Yoga is a holistic discipline, including mental, physical, and breathwork  practices. A pilot study has shown that yoga may provide a feasible treatment option for obese patients over 50 years old and offers potential reductions in pain and disability caused by knee osteoarthritis.
The level of effectiveness of manual therapy with arthritis is under-researched; however, there are clinical reports of effectiveness, and some early studies are very promising.
One study of over 100 patients with osteoarthritis in the hip compared a five-week manual therapy program, including manipulations and joint mobilization, to an exercise  program. Eighty-one percent of individuals had general perceived improvement after manual therapies, while only 50% experienced that in the exercise group. Patients in the manual therapy group had significantly better outcomes on pain, stiffness, hip function, and range of motion. These improvements lasted through at least 29 weeks.
There have been limited studies on the effectiveness of osteopathic  manipulation alone. However, studies of osteopathy combined with conventional medical care show that the combination was more effective than conventional medical care alone for individuals with chronic pain syndromes from degenerative joint disease.
Early studies have shown massage therapy  to be efficacious in the treatment of osteoarthritis of the knee, though long-term-costs studies have not yet been done.
Ice massage can be used to improve range of motion and strength of the knee, and improve function. Cold packs may be used to decrease swelling.
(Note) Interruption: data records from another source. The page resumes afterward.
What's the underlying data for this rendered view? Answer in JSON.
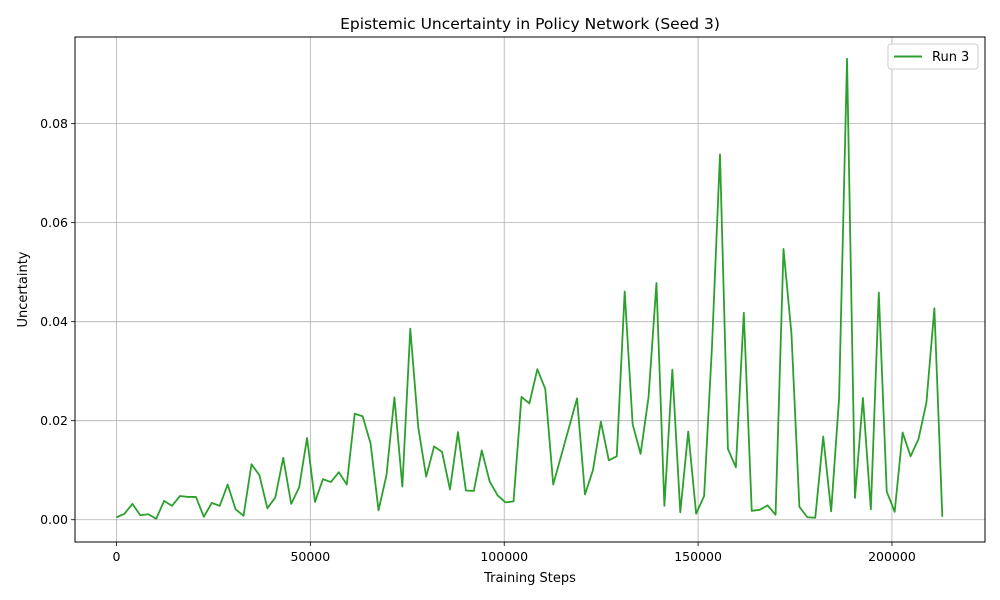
{
  "chart_data": {
    "type": "line",
    "title": "Epistemic Uncertainty in Policy Network (Seed 3)",
    "xlabel": "Training Steps",
    "ylabel": "Uncertainty",
    "xlim": [
      -10700,
      224000
    ],
    "ylim": [
      -0.0045,
      0.0975
    ],
    "xticks": [
      0,
      50000,
      100000,
      150000,
      200000
    ],
    "yticks": [
      0.0,
      0.02,
      0.04,
      0.06,
      0.08
    ],
    "xtick_labels": [
      "0",
      "50000",
      "100000",
      "150000",
      "200000"
    ],
    "ytick_labels": [
      "0.00",
      "0.02",
      "0.04",
      "0.06",
      "0.08"
    ],
    "grid": true,
    "legend_position": "top-right",
    "series": [
      {
        "name": "Run 3",
        "color": "#2ca02c",
        "x": [
          0,
          2048,
          4096,
          6144,
          8192,
          10240,
          12288,
          14336,
          16384,
          18432,
          20480,
          22528,
          24576,
          26624,
          28672,
          30720,
          32768,
          34816,
          36864,
          38912,
          40960,
          43008,
          45056,
          47104,
          49152,
          51200,
          53248,
          55296,
          57344,
          59392,
          61440,
          63488,
          65536,
          67584,
          69632,
          71680,
          73728,
          75776,
          77824,
          79872,
          81920,
          83968,
          86016,
          88064,
          90112,
          92160,
          94208,
          96256,
          98304,
          100352,
          102400,
          104448,
          106496,
          108544,
          110592,
          112640,
          118784,
          120832,
          122880,
          124928,
          126976,
          129024,
          131072,
          133120,
          135168,
          137216,
          139264,
          141312,
          143360,
          145408,
          147456,
          149504,
          151552,
          153600,
          155648,
          157696,
          159744,
          161792,
          163840,
          165888,
          167936,
          169984,
          172032,
          174080,
          176128,
          178176,
          180224,
          182272,
          184320,
          186368,
          188416,
          190464,
          192512,
          194560,
          196608,
          198656,
          200704,
          202752,
          204800,
          206848,
          208896,
          210944,
          212992
        ],
        "values": [
          0.0005,
          0.0012,
          0.0032,
          0.0009,
          0.0011,
          0.0002,
          0.0038,
          0.0028,
          0.0048,
          0.0046,
          0.0046,
          0.0006,
          0.0034,
          0.0028,
          0.0071,
          0.0021,
          0.0008,
          0.0112,
          0.009,
          0.0023,
          0.0045,
          0.0125,
          0.0032,
          0.0065,
          0.0165,
          0.0036,
          0.0082,
          0.0076,
          0.0096,
          0.0071,
          0.0214,
          0.0209,
          0.0154,
          0.0019,
          0.009,
          0.0247,
          0.0067,
          0.0386,
          0.0187,
          0.0087,
          0.0148,
          0.0137,
          0.0061,
          0.0177,
          0.0059,
          0.0058,
          0.014,
          0.0077,
          0.0049,
          0.0035,
          0.0037,
          0.0248,
          0.0235,
          0.0304,
          0.0264,
          0.0071,
          0.0245,
          0.0051,
          0.01,
          0.0198,
          0.012,
          0.0128,
          0.0461,
          0.0193,
          0.0133,
          0.0247,
          0.0478,
          0.0028,
          0.0303,
          0.0015,
          0.0178,
          0.0012,
          0.0048,
          0.0352,
          0.0738,
          0.0143,
          0.0106,
          0.0418,
          0.0018,
          0.002,
          0.0029,
          0.001,
          0.0547,
          0.0376,
          0.0026,
          0.0005,
          0.0004,
          0.0168,
          0.0017,
          0.0245,
          0.0931,
          0.0044,
          0.0246,
          0.0021,
          0.0459,
          0.0057,
          0.0016,
          0.0176,
          0.0128,
          0.0163,
          0.0237,
          0.0427,
          0.0006
        ]
      }
    ]
  }
}
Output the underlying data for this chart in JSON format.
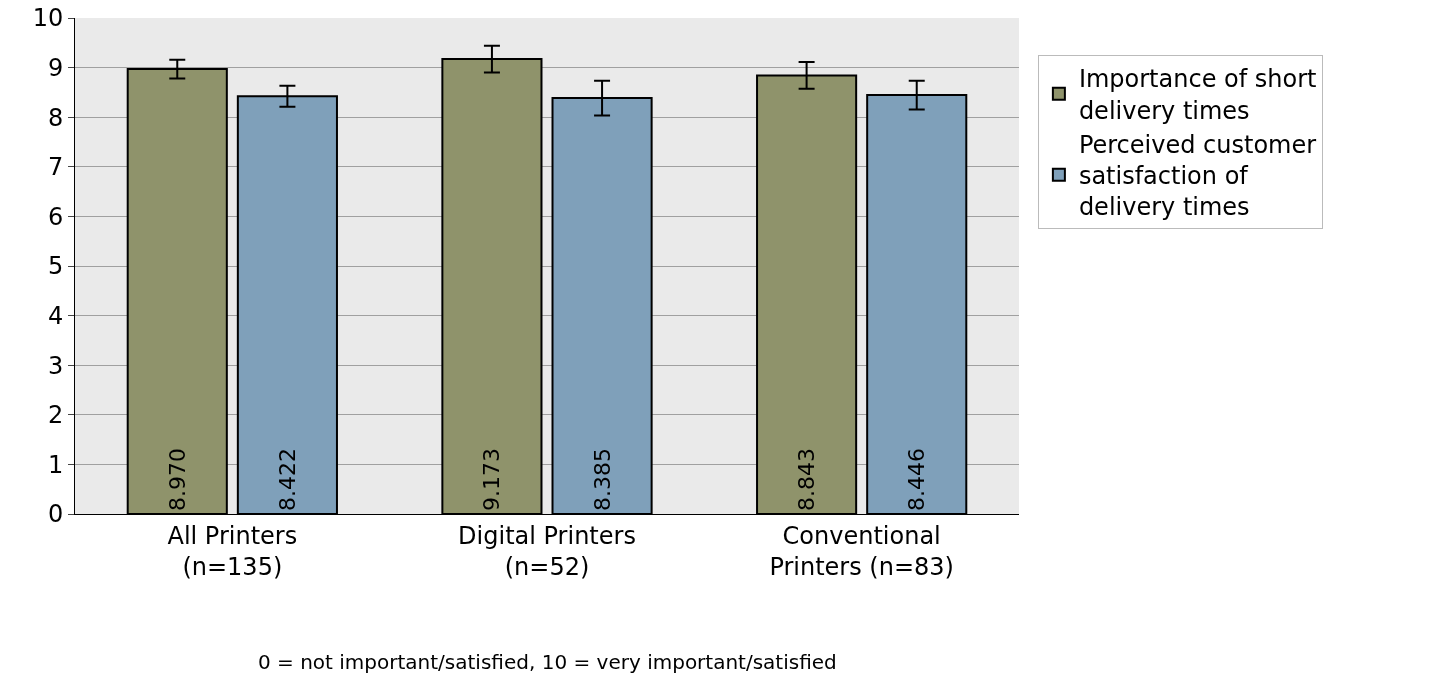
{
  "chart_data": {
    "type": "bar",
    "categories": [
      "All Printers\n(n=135)",
      "Digital Printers\n(n=52)",
      "Conventional\nPrinters (n=83)"
    ],
    "series": [
      {
        "name": "Importance of short\ndelivery times",
        "color": "#8f936b",
        "values": [
          8.97,
          9.173,
          8.843
        ],
        "value_labels": [
          "8.970",
          "9.173",
          "8.843"
        ],
        "errors": [
          0.19,
          0.27,
          0.27
        ]
      },
      {
        "name": "Perceived customer\nsatisfaction of\ndelivery times",
        "color": "#7fa0ba",
        "values": [
          8.422,
          8.385,
          8.446
        ],
        "value_labels": [
          "8.422",
          "8.385",
          "8.446"
        ],
        "errors": [
          0.21,
          0.35,
          0.29
        ]
      }
    ],
    "ylim": [
      0,
      10
    ],
    "yticks": [
      0,
      1,
      2,
      3,
      4,
      5,
      6,
      7,
      8,
      9,
      10
    ],
    "grid": "y",
    "legend": "right",
    "annotations": [
      "0 = not important/satisfied, 10 = very important/satisfied"
    ]
  }
}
There are some naturally occurring substances with anti-inflammatory effects and a lower risk of gastrointestinal bleeding than NSAIDs. As with any medications, these should ideally be used for limited periods of healing, not for indefinite, long-term use.
Typical doses for each botanical  are indicated below. However, you should talk with your healthcare provider  before adding botanicals to your health regimen and ask about the right dosage for you.
Many people who suffer from arthritis experience either severe chronic pain or moderate chronic pain with occasional episodes of severe pain. Since the degree of pain and disability is highly influenced by an individual's perception of pain and not necessarily correlated with the degree of cartilage degeneration, a treatment plan that includes both conventional and integrative therapies can be very effective. As always, you should make sure that you communicate  and share your treatment plan with all of your care providers.
Since obesity increases the risk for osteoarthritis of the knee and hip, maintaining ideal weight or losing excess weight may help prevent osteoarthritis of the knee and hip or decrease the rate of progression once osteoarthritis is established.
Acupuncture  for pain relief may reduce the need pain medications, such as NSAIDs.
Maintaining activity as much as possible is helpful to delay disability and improve quality of life. A regular exercise  program with stretching, strength training , and endurance and aerobic activities  is important. Yoga  is a good base activity for many people.